Embodiment 6-perovskite structural material (Pr _0.6Sr _0.4) _0.95Cr _0.45Mn _0.45Zn _0.1O _3-δSolution combustion method preparation

Take by weighing 9.3997gPr ₂O ₃The dilute nitric acid solution that is dissolved in the metering ratio (contains the dense HNO of 16.6g ₃) in, add 8.0419gSr (NO ₃) ₂, 18.0068gCr (NO ₃) ₃9H ₂O and 2.9748gZn (NO ₃) ₂6H ₂The O dissolving adds 16.1051g50%Mn (NO ₃) ₂Solution forms nitrate mixed solution, is 1/2.5 adding 36.5966g glycine by total metal ion/glycine mol ratio, at 80 ℃ of heating down, stirring 4h, is transferred to then and continues to be heated to about 250 ℃ in the big quartz beaker, continues to heat until fire burns.Black powder after the burning is collected, and in Muffle furnace, under 900 ℃, calcined 5h, promptly obtain to have (Pr _0.6Sr _0.4) _0.95Cr _0.45Mn _0.45Zn _0.1O _3-δ(PSCMM) the perovskite structure powder body material of Zu Chenging.

Embodiment 7-perovskite structural material (Sm _0.7Sr _0.15Ca _0.05Ag _0.1) _1.05Y _0.55Co _0.4Zn _0.05O _3-δSolution combustion method preparation

Take by weighing 12.8183gSm ₂O ₃The dilute nitric acid solution that is dissolved in the metering ratio (contains the dense HNO of 21.4g ₃) in, add 3.3332gSr (NO ₃) ₂, 1.2398gCa (NO ₃) ₂4H ₂O, 1.7830gAgNO ₃, 21.0656gY (NO ₃) ₃6H ₂O, 1.4874gZn (NO ₃) ₂6H ₂O and 11.6412gCo (NO ₃) ₂6H ₂The O dissolving forms nitrate mixed solution, by total metal ion/glycine mol ratio is 1/2.5 adding 38.4734g glycine, at 80 ℃ of heating down, stirring 4h, be transferred to then and continue to be heated to about 250 ℃ in the big quartz beaker, continue heating until fire burns.Black powder after the burning is collected, and in Muffle furnace, under 1000 ℃, calcined 5h, promptly obtain to have (Sm _0.7Sr _0.15Ca _0.05Ag _0.1) _1.05Y _0.55Co _0.4Zn _0.05O _3-δ(SSCAYCZ) the perovskite structure powder body material of Zu Chenging.

Claims (10)

1. be applicable to the anode material of Solid Oxide Fuel Cell, it is characterized in that this material is by perovskite structure (ABO ₃) the material of choosing any one kind of them that mixes of oxide with general formula I:

(A _1-x-yA′ _xA″ _y) _a(B _1-z-wB′ _zB″ _w)O _b (I)

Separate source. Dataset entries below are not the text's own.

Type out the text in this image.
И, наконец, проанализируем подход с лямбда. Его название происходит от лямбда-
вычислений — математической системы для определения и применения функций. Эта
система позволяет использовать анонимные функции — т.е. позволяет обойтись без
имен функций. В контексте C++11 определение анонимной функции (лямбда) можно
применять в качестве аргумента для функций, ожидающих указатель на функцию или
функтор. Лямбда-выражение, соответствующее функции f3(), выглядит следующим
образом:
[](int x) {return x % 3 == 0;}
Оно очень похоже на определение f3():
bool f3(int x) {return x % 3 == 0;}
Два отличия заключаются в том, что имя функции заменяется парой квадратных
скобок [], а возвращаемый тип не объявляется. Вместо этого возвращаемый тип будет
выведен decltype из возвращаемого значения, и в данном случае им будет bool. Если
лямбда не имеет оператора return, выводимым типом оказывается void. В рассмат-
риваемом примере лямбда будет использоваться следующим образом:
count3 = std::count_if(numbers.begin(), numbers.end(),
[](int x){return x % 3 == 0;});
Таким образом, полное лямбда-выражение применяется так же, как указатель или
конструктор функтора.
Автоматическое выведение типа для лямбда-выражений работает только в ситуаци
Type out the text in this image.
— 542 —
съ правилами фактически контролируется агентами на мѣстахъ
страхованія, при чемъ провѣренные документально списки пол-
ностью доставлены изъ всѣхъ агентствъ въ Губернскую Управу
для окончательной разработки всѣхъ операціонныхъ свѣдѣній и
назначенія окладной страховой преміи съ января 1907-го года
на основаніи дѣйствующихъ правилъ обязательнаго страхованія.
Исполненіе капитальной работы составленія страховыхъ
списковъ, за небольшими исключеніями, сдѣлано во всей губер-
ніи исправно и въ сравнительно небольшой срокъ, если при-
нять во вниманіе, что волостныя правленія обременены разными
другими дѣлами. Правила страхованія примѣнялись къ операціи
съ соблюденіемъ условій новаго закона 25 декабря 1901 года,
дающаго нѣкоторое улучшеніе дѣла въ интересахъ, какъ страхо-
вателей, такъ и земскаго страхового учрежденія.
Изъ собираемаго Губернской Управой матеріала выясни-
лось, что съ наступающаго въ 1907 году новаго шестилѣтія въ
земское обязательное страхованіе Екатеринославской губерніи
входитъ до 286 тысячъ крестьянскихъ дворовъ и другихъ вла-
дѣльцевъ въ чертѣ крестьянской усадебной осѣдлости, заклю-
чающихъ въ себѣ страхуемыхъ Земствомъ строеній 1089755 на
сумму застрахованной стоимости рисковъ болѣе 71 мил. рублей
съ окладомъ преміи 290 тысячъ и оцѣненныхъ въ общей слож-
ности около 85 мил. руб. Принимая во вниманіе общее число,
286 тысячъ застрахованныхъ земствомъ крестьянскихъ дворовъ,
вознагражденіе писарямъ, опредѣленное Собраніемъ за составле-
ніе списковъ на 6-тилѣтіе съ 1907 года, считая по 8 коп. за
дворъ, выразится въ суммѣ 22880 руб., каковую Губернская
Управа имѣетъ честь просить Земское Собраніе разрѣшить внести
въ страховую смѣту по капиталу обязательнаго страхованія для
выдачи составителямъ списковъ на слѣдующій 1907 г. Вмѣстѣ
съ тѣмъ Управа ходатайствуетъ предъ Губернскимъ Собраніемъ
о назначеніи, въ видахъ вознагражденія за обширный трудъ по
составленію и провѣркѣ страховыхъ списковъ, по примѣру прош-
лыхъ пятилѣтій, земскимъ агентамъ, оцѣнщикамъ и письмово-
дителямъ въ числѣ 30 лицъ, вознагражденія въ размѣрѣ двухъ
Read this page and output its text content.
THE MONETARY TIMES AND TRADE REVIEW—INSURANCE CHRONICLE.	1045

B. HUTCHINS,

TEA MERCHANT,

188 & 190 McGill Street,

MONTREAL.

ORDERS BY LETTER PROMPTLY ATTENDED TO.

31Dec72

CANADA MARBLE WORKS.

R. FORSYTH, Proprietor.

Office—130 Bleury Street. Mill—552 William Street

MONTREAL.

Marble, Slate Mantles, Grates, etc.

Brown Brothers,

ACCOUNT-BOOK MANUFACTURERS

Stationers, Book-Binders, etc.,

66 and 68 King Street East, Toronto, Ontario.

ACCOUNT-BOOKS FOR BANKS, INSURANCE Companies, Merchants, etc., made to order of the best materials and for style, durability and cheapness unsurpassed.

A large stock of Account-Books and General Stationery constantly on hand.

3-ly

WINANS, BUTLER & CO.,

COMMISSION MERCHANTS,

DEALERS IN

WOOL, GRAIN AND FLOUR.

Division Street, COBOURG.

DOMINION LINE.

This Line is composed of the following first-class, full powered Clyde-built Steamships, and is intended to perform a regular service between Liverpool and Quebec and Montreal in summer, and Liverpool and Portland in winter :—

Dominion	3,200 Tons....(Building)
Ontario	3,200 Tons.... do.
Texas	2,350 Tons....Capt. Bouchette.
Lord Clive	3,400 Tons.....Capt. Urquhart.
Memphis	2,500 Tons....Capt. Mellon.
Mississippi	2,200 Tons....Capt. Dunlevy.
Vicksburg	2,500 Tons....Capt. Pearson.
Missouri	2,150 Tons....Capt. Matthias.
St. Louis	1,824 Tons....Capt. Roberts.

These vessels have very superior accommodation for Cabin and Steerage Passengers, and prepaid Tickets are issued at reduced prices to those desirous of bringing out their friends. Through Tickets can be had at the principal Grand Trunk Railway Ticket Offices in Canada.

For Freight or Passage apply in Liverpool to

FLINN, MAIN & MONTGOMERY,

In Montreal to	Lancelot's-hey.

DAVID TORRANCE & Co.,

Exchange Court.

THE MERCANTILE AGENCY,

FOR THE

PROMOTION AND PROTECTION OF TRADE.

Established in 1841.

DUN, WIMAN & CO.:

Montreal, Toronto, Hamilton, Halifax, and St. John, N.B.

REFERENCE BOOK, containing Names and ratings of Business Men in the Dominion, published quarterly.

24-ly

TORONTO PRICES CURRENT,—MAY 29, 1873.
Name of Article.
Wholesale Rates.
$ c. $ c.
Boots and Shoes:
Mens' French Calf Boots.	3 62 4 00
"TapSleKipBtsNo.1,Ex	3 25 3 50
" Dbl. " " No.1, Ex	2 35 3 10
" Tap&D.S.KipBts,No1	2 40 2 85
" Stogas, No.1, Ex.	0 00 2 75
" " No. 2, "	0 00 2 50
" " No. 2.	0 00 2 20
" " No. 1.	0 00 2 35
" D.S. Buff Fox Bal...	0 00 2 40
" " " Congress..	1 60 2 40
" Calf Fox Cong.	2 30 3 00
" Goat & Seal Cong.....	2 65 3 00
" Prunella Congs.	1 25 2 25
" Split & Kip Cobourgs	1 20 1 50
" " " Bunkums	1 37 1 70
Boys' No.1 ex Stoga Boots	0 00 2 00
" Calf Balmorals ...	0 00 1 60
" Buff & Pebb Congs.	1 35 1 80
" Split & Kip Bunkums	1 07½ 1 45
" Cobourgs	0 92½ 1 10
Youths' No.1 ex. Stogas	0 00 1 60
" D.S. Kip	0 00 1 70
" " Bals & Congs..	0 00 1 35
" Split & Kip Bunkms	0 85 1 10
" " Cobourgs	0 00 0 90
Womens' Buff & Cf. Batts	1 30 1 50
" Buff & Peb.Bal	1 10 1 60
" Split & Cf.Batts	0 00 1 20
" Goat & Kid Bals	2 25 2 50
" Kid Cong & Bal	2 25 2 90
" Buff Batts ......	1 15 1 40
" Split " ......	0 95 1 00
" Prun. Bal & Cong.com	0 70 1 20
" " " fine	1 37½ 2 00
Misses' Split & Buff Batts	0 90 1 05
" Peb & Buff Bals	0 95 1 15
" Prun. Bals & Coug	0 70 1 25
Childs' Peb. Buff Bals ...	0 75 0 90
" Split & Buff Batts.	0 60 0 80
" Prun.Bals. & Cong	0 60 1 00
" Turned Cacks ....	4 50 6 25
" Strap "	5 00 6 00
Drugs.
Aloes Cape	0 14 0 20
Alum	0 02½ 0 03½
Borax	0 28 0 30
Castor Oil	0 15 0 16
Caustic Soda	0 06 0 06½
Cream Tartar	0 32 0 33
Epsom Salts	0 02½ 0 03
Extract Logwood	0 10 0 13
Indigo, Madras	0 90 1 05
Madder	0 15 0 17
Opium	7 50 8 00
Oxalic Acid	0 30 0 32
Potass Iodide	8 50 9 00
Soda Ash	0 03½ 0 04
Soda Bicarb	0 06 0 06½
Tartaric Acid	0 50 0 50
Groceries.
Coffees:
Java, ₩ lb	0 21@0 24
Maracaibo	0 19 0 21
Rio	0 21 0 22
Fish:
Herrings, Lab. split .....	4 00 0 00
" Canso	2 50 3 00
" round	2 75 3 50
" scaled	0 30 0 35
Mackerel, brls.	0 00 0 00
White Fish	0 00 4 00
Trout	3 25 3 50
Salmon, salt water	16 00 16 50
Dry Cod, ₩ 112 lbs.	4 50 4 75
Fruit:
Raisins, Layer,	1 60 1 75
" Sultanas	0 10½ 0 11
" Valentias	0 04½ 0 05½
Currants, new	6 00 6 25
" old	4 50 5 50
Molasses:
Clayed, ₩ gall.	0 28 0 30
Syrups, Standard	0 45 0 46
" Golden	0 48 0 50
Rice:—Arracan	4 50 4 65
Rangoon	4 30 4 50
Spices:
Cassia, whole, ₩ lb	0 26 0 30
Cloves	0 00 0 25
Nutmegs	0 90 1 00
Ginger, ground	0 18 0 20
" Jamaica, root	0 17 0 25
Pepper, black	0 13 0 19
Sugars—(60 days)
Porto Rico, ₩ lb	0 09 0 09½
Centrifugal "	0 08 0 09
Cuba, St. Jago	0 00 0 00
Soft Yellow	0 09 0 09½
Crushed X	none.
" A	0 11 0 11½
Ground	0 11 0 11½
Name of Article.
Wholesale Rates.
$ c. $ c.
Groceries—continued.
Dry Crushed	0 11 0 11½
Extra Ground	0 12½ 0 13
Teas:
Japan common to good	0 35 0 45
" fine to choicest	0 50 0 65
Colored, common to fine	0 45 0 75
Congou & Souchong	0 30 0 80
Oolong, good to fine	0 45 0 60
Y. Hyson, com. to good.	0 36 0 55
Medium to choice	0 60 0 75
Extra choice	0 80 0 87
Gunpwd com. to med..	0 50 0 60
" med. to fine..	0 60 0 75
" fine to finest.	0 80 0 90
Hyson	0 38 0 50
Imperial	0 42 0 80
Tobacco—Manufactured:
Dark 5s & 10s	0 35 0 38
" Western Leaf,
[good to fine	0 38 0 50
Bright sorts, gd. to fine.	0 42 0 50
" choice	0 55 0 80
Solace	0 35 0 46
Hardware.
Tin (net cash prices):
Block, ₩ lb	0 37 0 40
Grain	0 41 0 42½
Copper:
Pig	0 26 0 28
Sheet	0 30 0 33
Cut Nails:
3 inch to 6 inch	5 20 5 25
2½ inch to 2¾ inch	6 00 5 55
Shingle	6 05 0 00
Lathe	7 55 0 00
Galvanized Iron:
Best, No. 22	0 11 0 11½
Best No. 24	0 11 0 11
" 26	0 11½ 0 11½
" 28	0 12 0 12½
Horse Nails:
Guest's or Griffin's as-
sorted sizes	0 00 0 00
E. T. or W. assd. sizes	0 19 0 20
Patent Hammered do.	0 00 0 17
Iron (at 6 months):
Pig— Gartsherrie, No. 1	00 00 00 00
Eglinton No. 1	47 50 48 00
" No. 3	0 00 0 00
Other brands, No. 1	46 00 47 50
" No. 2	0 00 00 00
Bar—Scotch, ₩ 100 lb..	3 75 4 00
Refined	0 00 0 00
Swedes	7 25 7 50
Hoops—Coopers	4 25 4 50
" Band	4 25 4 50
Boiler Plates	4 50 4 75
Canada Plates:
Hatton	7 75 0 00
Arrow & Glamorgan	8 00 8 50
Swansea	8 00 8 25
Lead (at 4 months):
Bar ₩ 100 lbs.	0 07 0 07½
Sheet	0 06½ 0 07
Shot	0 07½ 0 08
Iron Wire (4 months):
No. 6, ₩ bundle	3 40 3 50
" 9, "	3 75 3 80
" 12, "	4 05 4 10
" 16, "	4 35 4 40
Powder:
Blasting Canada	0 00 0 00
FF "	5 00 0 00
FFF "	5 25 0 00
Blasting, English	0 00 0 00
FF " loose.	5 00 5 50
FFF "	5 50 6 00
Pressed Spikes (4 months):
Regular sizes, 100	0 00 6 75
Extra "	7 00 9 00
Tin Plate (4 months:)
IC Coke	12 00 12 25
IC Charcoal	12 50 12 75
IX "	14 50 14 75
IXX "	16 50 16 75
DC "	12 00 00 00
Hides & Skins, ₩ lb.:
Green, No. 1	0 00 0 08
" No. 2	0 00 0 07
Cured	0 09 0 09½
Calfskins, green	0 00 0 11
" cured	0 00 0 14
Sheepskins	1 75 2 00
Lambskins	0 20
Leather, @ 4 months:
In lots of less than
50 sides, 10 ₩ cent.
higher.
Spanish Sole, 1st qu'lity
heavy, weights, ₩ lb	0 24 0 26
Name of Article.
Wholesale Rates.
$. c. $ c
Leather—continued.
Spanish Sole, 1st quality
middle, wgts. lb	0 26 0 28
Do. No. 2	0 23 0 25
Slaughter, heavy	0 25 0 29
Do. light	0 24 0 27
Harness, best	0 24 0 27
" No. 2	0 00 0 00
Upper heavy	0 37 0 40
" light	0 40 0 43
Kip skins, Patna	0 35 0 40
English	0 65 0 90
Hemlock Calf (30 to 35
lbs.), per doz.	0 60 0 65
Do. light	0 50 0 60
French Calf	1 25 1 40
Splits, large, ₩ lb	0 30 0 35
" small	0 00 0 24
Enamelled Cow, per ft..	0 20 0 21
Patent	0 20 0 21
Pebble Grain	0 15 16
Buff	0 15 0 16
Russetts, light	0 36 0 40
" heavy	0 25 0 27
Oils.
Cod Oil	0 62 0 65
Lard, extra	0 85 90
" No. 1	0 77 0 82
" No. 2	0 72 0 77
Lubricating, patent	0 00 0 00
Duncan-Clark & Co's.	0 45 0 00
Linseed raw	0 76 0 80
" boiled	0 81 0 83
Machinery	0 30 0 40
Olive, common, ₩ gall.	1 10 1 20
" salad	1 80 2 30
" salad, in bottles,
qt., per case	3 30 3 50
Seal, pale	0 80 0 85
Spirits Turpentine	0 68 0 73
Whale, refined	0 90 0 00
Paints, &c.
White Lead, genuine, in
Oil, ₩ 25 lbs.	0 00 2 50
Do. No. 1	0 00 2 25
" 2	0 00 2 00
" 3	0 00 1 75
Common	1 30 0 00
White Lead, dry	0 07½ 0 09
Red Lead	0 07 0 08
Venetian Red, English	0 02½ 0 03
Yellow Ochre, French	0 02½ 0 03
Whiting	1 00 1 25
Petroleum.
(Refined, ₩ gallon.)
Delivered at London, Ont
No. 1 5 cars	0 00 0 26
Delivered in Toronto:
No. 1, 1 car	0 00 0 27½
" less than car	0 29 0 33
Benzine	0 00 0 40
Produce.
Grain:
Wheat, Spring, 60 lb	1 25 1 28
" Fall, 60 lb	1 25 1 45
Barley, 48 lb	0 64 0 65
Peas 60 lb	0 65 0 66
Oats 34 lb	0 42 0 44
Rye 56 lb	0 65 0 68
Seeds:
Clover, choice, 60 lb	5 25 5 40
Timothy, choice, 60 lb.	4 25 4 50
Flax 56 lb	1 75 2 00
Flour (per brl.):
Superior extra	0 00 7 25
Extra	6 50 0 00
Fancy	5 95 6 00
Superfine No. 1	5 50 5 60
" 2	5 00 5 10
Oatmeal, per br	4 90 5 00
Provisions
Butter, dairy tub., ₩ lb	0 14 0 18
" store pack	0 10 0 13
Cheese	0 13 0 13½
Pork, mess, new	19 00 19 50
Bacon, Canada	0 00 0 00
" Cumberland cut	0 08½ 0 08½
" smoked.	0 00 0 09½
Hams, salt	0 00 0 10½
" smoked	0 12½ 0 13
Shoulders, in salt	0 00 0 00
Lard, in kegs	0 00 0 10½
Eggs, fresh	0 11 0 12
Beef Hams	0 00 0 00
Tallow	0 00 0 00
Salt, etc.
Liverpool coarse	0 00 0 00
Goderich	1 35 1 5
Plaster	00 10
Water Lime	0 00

Wherein A is selected from Ba, La and lanthanide series or their combination; A ' is for being selected from the combination of Ca and Sr or Ca and Sr; A " is Ag; B is for being selected from Y, Sc, Al, Ga, Cr and Ti; B ' is for being selected from Mn, Fe, Ni and Co; B is " for being selected from Mg and Zn; And wherein the value of x is 0～1, and the value of y is 0.4～0, and condition is 0≤x+y≤1; And wherein the value of z is 0.2～0.75, and the value of w is 0.2～0.01, and condition is 0.25≤z+w≤0.8; The value of a is 0.8～1.2; The value of b is 2.5～3.5.

2. anode material according to claim 1 is characterized in that wherein the value of x is 0.2～0.4.

3. anode material according to claim 1 is characterized in that wherein the value of y is 0.2～0.

4. anode material according to claim 1 is characterized in that wherein the value of 1-x-y is 0.6～0.8.

5. anode material according to claim 1 is characterized in that wherein the value of a is 0.95～1.05.

6. anode material according to claim 1 is characterized in that wherein the value of z is 0.3～0.6.

7. anode material according to claim 1 is characterized in that wherein the value of 1-z-w is 0.6～0.4.

8. anode material according to claim 1 is characterized in that B and B ' are respectively Al and Mn in the general formula I.

9. anode material according to claim 1 is characterized in that B and B ' are respectively Ga and Mn in the general formula I.

10. anode material that is used for Solid Oxide Fuel Cell, described anode material comprise that material and electrolyte with the general formula I defined in the claim 1 as described above comprise yttria-stabilized zirconia, scandium oxide-stabilizing zirconia, gadolinium oxide doped cerium oxide, samarium oxide doped cerium oxide, lanthanum strontium gallium magnesium or the electrolytical mixture of proton conductor.